The next day, I sat down to produce something for my writing group. I knew I had started this novel before (2011!), but in this iteration, I had been struggling to start with a different opening. However, time was short and I absolutely could not show up one more time without any writing! I opened the document, and was surprised to discover that the beginning was… just fine. A few revisions here and there, and it will be a fine first draft opening.

So what did I learn from this? First, writing is hard, particularly after a very long and foggy break. Like any other muscle, this one needs exercise to stay functional. Second, writing, at least for me, can’t be forced. The story needs to find its own way, and no matter of pushing and struggling on my part will make it fit into a certain prescribed pattern. Last, but probably most important, I need my readers. My friends, my writing group, my little coterie of fans—you are the reason why I do this, and you are what keeps me going.

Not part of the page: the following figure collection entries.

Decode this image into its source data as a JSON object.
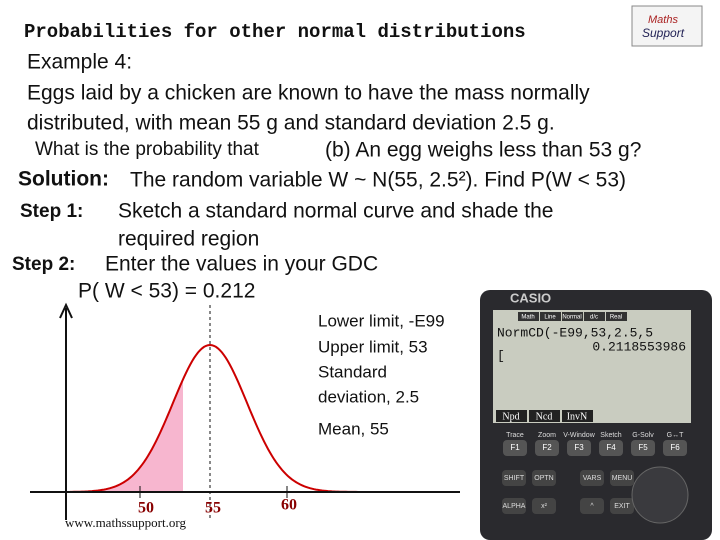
{
  "slide": {
    "title": "Probabilities for other normal distributions",
    "example": "Example 4:",
    "problem": [
      "Eggs laid by a chicken are known to have the mass normally",
      "distributed, with mean 55 g and standard deviation 2.5 g.",
      "What is the probability that"
    ],
    "question": "(b) An egg weighs less than 53 g?",
    "solution_label": "Solution:",
    "solution": "The random variable W ~ N(55, 2.5²). Find P(W < 53)",
    "step1_label": "Step 1:",
    "step1": [
      "Sketch a standard normal curve and shade the",
      "required region"
    ],
    "step2_label": "Step 2:",
    "step2": "Enter the values in your GDC",
    "result": "P( W < 53)  = 0.212",
    "notes": [
      "Lower limit, -E99",
      "Upper limit, 53",
      "Standard",
      "deviation, 2.5",
      "Mean, 55"
    ],
    "sketch_labels": [
      "50",
      "55",
      "60"
    ],
    "website": "www.mathssupport.org",
    "logo": [
      "Maths",
      "Support"
    ]
  },
  "calculator": {
    "brand": "CASIO",
    "menu_tabs": [
      "Math",
      "Line",
      "Normal",
      "d/c",
      "Real"
    ],
    "input": "NormCD(-E99,53,2.5,5",
    "output": "0.2118553986",
    "cursor": "[",
    "soft_keys": [
      "Npd",
      "Ncd",
      "InvN"
    ],
    "key_labels": [
      "Trace",
      "Zoom",
      "V-Window",
      "Sketch",
      "G-Solv",
      "G↔T"
    ],
    "f_keys": [
      "F1",
      "F2",
      "F3",
      "F4",
      "F5",
      "F6"
    ],
    "side_keys": [
      "SHIFT",
      "OPTN",
      "VARS",
      "MENU",
      "ALPHA",
      "x²",
      "^",
      "EXIT"
    ]
  }
}
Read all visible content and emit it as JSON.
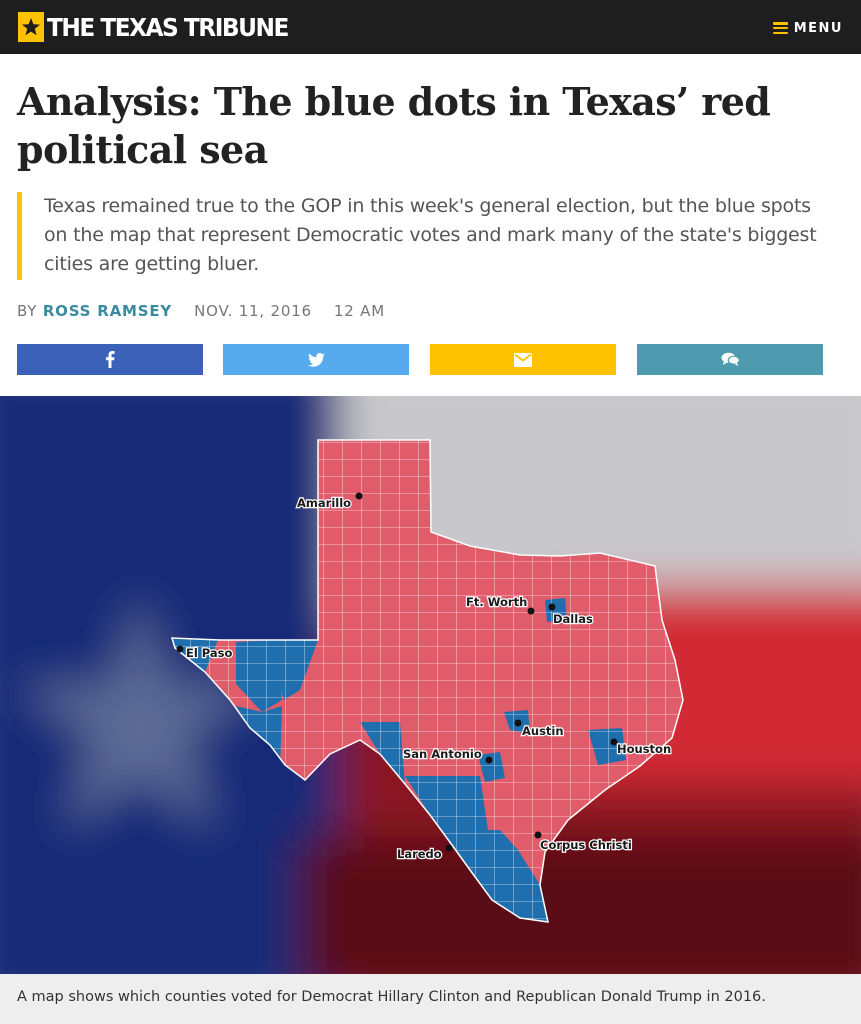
{
  "header": {
    "logo_text": "THE TEXAS TRIBUNE",
    "logo_icon": "star-icon",
    "menu_label": "MENU",
    "menu_icon": "hamburger-icon",
    "accent_color": "#ffc200"
  },
  "article": {
    "headline": "Analysis: The blue dots in Texas’ red political sea",
    "summary": "Texas remained true to the GOP in this week's general election, but the blue spots on the map that represent Democratic votes and mark many of the state's biggest cities are getting bluer.",
    "byline_prefix": "BY",
    "author": "ROSS RAMSEY",
    "date": "NOV. 11, 2016",
    "time": "12 AM"
  },
  "share": [
    {
      "icon": "facebook-icon",
      "color": "#3b62b8"
    },
    {
      "icon": "twitter-icon",
      "color": "#57aaed"
    },
    {
      "icon": "email-icon",
      "color": "#ffc200"
    },
    {
      "icon": "comment-icon",
      "color": "#4e9aae"
    }
  ],
  "map": {
    "colors": {
      "republican": "#e05c6a",
      "democrat": "#1f6fae"
    },
    "cities": [
      "Amarillo",
      "Ft. Worth",
      "Dallas",
      "El Paso",
      "Austin",
      "San Antonio",
      "Houston",
      "Laredo",
      "Corpus Christi"
    ]
  },
  "caption": "A map shows which counties voted for Democrat Hillary Clinton and Republican Donald Trump in 2016."
}
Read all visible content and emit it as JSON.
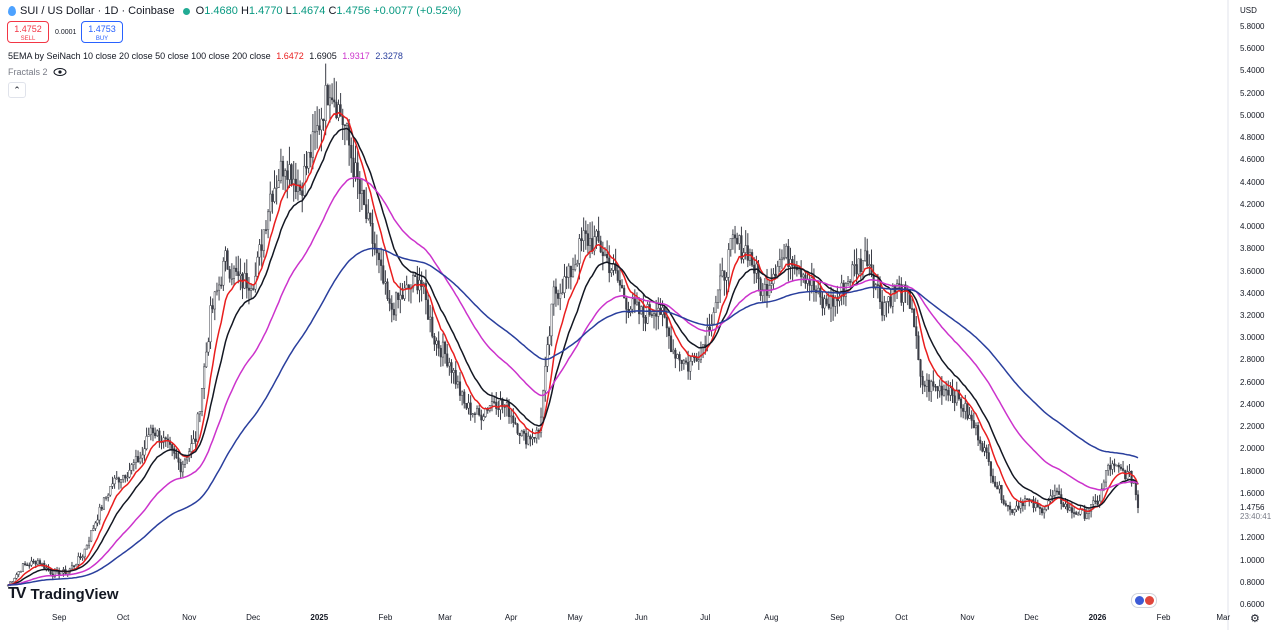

That, and the voices in my head.

So, enough about me. Tell me, readers: what pushes you out of your writing slump?

~Kim Vandervort

2 comments:

Terri-Lynne said...

First, YOUREWRITINGBOOK3OMGYOUREWRITINGBOOK3!!!! Yay. Ahem...now that that's out of the way...

This is why I never stop writing. Not for any reason. The muscle atrophies rather quickly, and doesn't bounce back. I'm not sure I could put it down without the real risk of never picking it back up again.

And writing keeps me sane. It keeps the demons at bay, and gives them outlet at the same time. So far, writer's block has never been an issue for me. I hope it never is. My brain might just eat me!

krgastreich.com said...

It's great to have you back on HoF, Kim. This post really resonated with me. I haven't struggled with writer's block yet, but I deliberately take breaks - sometimes long breaks - from writing. Or rather, from working on a novel. I find that "away time" helps keep me fresh. And I've also found that ideas almost invariably come together when I'm away from the computer, doing something that on the surface seems unrelated to the story I'm crafting.

I am so looking forward to your next book. I'm sure it'll be amazing.